Credit: Image from Denali

What is Denali's overall science strategy?

There is increasing hope in neurodegenerative diseases because of the growing understanding of the biology of these diseases. Around 5 years ago, really the only targets for Alzheimer disease were in the amyloid beta pathway. It wasn't that companies weren't interested in other targets; it just wasn't clear what those targets would be. Now, genetic findings, in combination with greater understanding about how the disease unfolds, have really opened the door to other therapeutic targets. The same is true of Parkinson disease and amyotrophic lateral sclerosis (ALS).

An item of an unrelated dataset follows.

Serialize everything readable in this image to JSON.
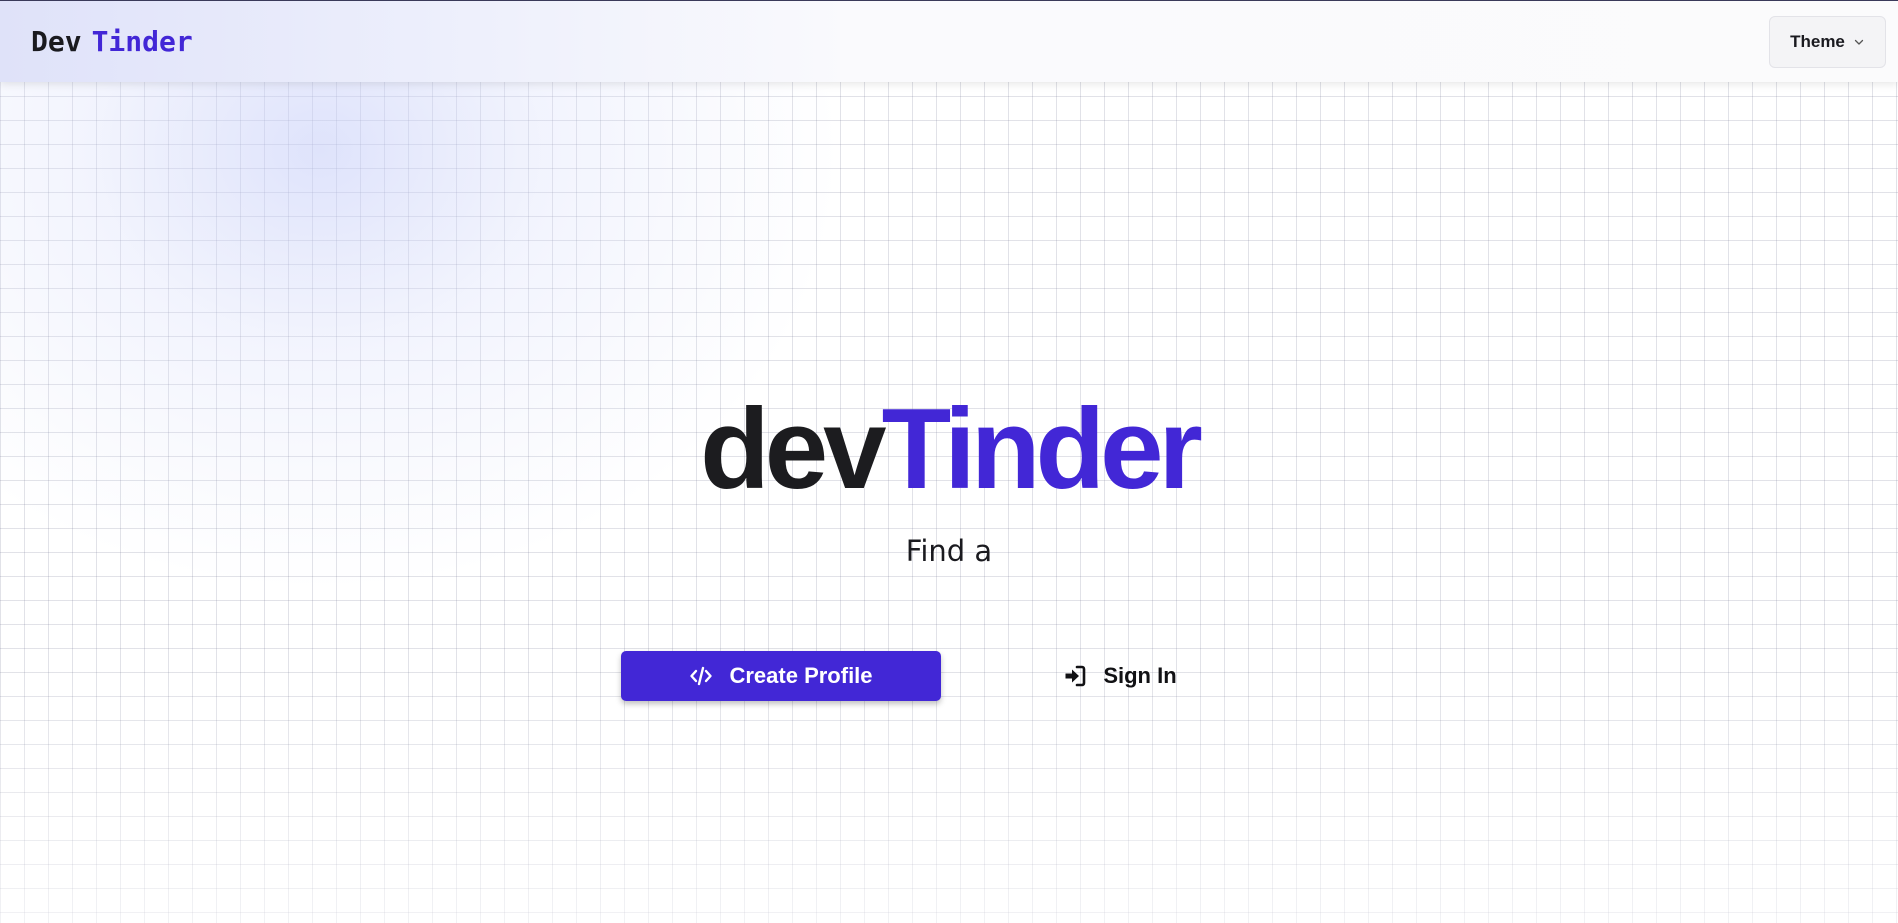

In therapeutic areas where genetic discoveries have provided insight into the biology of disease, therapeutics often followed around 10 years later. This is not just the case in oncology. In hypercholesterolaemia, researchers identified proprotein convertase subtilisin/kexin type 9 (PCSK9) mutations in 2003, and by 2015, the first PCSK9-targeting therapeutics were approved.

The genetic risk factors that have been linked to neurodegenerative diseases to date include our first set of targets: receptor-interacting serine/threonine-protein kinase 1 (RIP1), apolipoprotein E4 (APOE4) and leucine-rich repeat serine/threonine-protein kinase 2 (LRRK2). Our belief is that we will start to see therapeutic agents that are effective in the clinic in this decade.

Another genetic risk in Alzheimer disease that we've focused our attention on is microglia — support cells that are responsible for inflammation and homeostasis in the nervous system. In genome-wide association studies (GWAS) in Alzheimer disease, 50% of the hits are in microglial genes.

We've understood the genetics of sickle cell disease for 60 years, and have not yet translated this into therapeutics. Is your hope that genetics could open up neurodegenerative diseases within only 10 years over-optimistic?

You need to be optimistic in this business. But my sense is that even emerging data from the anti-amyloid therapies are starting to show hints of efficacy. And as we learn more about the genetic risks of these diseases, we'll start to understand how we can use combination therapies to hit multiple pathways at once, which may be what is required to see significant benefits.

How does your focus on the genetics of neurodegeneration affect your clinical strategy?

One thing that is important in our overall strategy is our ability to identify the individuals who are most likely to respond to our drugs, maximizing our chances of success in the clinic. The genetics in some cases helps us to understand what this patient population might look like. In Parkinson disease, patients with LRRK2 mutations are more likely to respond to a LRRK2 inhibitor. For other targets, it is not as straightforward. We are looking at how to measure inflammation in the brain, for example, as a means of identifying individuals for clinical trials in other programmes.

Another area that we are investing in is better end points. We are collaborating with ALS Therapy Development Institute (ALS TDI) on their Actigraph technology, a wearable accelerometer that may help us to assess the clinical decline of ALS patients. We are interested in understanding how changes in function, as assessed using the Actigraph, relate to approvable end points. At this point we are focused on this not so much as a registrational end point, but rather as a means of finding more sensitive ways of dose finding and detecting efficacy in early-stage studies.

I can't overemphasize the importance of this. When you look at neurodegeneration drug development, the majority of studies never adequately looked at whether a drug was getting into the brain, was hitting its targets and was producing a clinical signal beyond the registrational approval end points.

How is your strategy different from large pharma and other biotechs?

Neurodegeneration is a high-risk area. What we've seen with large pharmaceutical companies, which have diversified portfolios of projects across various indications, is that there is a prioritization process that looks at the cost of developing a therapeutic agent and the likelihood of success. This makes sense for their business model. And when you look at therapeutic areas where the genetics and the science are more advanced — such as in oncology — there is a higher likelihood of success in these therapeutic areas and so they are highly prioritized. Neuroscience indications and neurodegeneration are, by contrast, not fully prioritized.

Traditional start-ups, on the other hand, often only have enough capital to bring one drug to the market, and have an incentive to keep developing one drug for as long as possible. Sometimes a critical experiment may not be done at those companies because if it fails, that's the end of the company.

When Denali was conceived, the founders wanted to raise enough capital to succeed in neurology by being able to develop several molecules in parallel. Neurodegenerative drug development is not for the faint of heart. We expect that there will be many failures. But we can fail quickly and move to the next thing. We have enough funding that we can focus on the critical experiments, and make decisions for our candidates based on the data.